Quinns Rocks resident opens up about ‘shame’ of forced adoption

Quinns Rocks resident opens up about ‘shame’ of forced adoption

BEV Shipway’s story of a life marred by shame and lies is just one of many born of the Australian Government’s policy on forced adoptions.

After 37 years, the Quinns Rocks resident finally feels able to talk about the pain and guilt she experienced after being forced to give her baby up for adoption when she was 17.

Documents from the adoption and a “snapshot” of her experience feature in the National Archives of Australia exhibition Without Consent: Australia’s Past Adoption Practices, showing in Wanneroo from December 1.

Ms Shipway discovered she was pregnant in 1979 after moving to Perth from country WA.

“I got pregnant; the father didn’t want to know about it, he didn’t even think it was his,” she said.

By the time her mother found out, it was too late for an abortion and she was taken back home.

“She told me how terrible it would be and the shame it would bring on the family,” she said.

The teenager agreed to consider adoption but only after the birth, when she then decided she wanted to keep her newborn son.

She left the hospital having not seen or held him.

“The social worker kept coming out telling me I had to sign the adoption papers and I didn’t want to,” she said.

“She just kept saying ‘you have to agree to adoption otherwise he’d be put into foster care and eventually become a ward of the state’.”

Then the worker proposed she could hold her son after signing the adoption papers, which she did, believing she would be able to get him back.

“Somebody stood over me, watching me, then they told me ‘That’s enough, you have to go now’,” she said.

“I was never actually told what adoption was. I was told I could see him whenever I wanted and he would come back to me when he was 18.”

On receiving receipt of her consent, Ms Shipway discovered she had six weeks to change her mind about the adoption.

But at the then Department of Community Welfare, she was told it was too late and “very inconvenient”. After being directed to various locations and given reasons why it could not happen, she gave up.

“I knew I’d been screwed over by then. It’s pretty bad your family not thinking you’re good enough to be a mother, let alone society,” she said.

She “continued on with life”, getting married four years later and having her first of two children in 1989.

A letter inquiring about her son went unanswered.

In retrospect, Ms Shipway understands why she found herself crying every few weeks.

Then in 2011, her adult son made contact and wanted to meet.

“It was surreal because I had never allowed myself to imagine he was a person,” she said.

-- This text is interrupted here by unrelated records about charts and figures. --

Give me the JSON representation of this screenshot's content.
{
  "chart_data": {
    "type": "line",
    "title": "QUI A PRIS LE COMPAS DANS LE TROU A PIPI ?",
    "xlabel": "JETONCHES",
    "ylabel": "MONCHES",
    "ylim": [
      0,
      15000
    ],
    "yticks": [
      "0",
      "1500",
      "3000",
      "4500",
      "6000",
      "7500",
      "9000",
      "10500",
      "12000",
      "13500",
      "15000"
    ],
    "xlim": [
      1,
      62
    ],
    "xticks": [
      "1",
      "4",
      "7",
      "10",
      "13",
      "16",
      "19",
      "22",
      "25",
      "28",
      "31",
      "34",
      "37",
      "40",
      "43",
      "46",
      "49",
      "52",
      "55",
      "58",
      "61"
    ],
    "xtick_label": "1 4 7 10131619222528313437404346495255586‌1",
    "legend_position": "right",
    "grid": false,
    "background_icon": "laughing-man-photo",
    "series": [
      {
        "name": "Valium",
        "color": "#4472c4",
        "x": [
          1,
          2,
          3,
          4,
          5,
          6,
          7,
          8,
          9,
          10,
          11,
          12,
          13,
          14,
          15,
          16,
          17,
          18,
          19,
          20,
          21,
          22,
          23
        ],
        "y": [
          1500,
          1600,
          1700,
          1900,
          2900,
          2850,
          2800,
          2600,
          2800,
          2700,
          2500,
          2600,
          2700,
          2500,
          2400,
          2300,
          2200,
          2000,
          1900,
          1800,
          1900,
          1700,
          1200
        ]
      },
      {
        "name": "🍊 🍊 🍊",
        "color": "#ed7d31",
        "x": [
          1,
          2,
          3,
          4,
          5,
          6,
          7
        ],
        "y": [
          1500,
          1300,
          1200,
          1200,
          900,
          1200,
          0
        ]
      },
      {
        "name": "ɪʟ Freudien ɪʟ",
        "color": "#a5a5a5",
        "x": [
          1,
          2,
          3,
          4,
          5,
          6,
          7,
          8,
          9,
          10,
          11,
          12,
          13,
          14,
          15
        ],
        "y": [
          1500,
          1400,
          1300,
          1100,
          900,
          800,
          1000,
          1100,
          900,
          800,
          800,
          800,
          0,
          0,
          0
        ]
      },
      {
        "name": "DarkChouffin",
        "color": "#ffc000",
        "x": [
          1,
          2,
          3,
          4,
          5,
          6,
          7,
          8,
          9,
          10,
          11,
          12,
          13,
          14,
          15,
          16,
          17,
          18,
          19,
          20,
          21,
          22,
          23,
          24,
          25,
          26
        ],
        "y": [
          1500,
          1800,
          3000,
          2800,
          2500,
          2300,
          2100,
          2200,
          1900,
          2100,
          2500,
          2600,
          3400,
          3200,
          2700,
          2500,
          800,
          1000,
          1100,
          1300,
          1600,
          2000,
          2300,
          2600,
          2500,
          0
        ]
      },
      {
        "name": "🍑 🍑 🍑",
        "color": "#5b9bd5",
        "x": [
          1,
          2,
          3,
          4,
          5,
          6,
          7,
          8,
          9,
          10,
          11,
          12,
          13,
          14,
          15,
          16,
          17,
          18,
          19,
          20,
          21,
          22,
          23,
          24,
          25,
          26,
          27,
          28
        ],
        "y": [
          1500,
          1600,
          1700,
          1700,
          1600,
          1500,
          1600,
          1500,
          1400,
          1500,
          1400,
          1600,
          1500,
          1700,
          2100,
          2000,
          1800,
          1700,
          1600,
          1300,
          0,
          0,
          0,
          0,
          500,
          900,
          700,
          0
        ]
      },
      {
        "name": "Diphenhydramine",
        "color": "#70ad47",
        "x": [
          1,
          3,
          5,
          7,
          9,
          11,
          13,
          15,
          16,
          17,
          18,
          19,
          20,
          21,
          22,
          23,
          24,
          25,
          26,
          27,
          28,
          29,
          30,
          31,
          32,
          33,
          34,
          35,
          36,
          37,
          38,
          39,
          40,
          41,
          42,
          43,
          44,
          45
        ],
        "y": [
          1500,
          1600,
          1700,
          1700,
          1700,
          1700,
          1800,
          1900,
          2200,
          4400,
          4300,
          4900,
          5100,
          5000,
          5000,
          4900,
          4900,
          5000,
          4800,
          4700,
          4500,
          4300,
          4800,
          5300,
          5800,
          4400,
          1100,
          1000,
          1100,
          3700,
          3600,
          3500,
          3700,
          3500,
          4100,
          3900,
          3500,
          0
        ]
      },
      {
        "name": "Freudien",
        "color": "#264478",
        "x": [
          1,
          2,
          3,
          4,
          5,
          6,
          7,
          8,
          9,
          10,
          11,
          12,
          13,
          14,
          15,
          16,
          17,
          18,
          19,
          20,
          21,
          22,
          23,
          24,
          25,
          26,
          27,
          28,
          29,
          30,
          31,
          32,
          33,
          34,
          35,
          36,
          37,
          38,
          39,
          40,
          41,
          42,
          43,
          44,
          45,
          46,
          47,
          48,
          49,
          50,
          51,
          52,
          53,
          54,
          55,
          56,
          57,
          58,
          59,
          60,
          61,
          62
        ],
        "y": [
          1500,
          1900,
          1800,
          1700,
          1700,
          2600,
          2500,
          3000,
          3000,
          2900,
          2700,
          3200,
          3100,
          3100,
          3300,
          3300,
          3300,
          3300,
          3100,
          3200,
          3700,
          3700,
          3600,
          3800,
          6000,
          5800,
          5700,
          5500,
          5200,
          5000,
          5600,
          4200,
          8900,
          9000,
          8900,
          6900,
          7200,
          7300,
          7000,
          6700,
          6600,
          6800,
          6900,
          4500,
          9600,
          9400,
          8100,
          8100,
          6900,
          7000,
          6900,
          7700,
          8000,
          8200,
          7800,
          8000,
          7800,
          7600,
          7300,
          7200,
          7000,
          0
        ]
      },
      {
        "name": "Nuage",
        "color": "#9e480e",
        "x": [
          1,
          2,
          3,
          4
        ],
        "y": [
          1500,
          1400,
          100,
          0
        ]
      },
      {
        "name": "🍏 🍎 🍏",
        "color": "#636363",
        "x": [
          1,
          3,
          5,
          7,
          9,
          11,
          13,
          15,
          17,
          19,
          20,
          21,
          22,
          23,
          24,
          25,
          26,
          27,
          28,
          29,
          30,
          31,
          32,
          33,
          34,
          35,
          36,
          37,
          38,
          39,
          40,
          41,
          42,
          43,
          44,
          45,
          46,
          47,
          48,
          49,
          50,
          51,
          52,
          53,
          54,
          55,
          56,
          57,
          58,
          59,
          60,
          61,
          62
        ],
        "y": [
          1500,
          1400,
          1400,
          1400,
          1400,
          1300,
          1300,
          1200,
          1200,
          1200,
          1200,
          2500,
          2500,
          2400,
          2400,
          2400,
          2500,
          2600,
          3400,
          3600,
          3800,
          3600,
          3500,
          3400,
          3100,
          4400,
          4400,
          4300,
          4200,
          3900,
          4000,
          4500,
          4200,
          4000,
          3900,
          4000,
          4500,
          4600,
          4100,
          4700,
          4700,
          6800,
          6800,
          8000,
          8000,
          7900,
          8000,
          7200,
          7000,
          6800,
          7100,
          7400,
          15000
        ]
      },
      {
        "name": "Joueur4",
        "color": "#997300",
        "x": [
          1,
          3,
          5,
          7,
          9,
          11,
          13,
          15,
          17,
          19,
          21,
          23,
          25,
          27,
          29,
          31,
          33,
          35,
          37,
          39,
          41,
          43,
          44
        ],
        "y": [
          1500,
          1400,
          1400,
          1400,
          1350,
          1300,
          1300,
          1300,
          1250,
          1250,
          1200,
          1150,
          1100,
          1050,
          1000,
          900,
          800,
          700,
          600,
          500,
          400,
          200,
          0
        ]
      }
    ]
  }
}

“I hadn’t looked for him as I thought it would be too hard having someone just pop up in his life.

“When he met me he said he had never been able to dream or anything and it felt like a part of him was missing.

“It was like I was back holding this little baby in my hands.”

They remained in contact until late 2012.

“I think it was just easier for him to cut ties,” she said.

“I’m grateful for the experience because I didn’t know it but I was living a half life, it was in black and white and it’s in colour now.

“I just wish I had dealt with the emotional trauma, I had layers and layers of emotional trauma sitting there.”

Life began spiralling downward; Ms Shipway separated from her husband, was drinking heavily and moved to New South Wales.

But she returned at the end of 2014, crediting practising the Emotional Freedom Techniques for helping her to cope.

She also described the WA Government’s apology in 2010 for the forced adoption policy of babies born to unwed mothers and 2013 national apology “hugely” helpful.

“I’m happy with who I am now and that’s only because of the apology,” she said.

“It should never have happened.

“I was a minor; their (social workers) job was to look after me and my baby and they didn’t look after either of us.”

Ms Shipway said the exhibition was important to raise awareness of what she described as “pretty bad Government policy”.

“The exhibition is for me but also for humanity as a whole,” she said.

“Other women mightn’t carry my body but they carry my experience.

“I still have to carry it but it’s made me who I am.

“It’s made me a much better, more compassionate human being.”

The exhibition opened in Kalgoorlie in February and this is its only showing in Perth.

It will be on display at the Wanneroo Library and Cultural Centre from December 1 to January 14.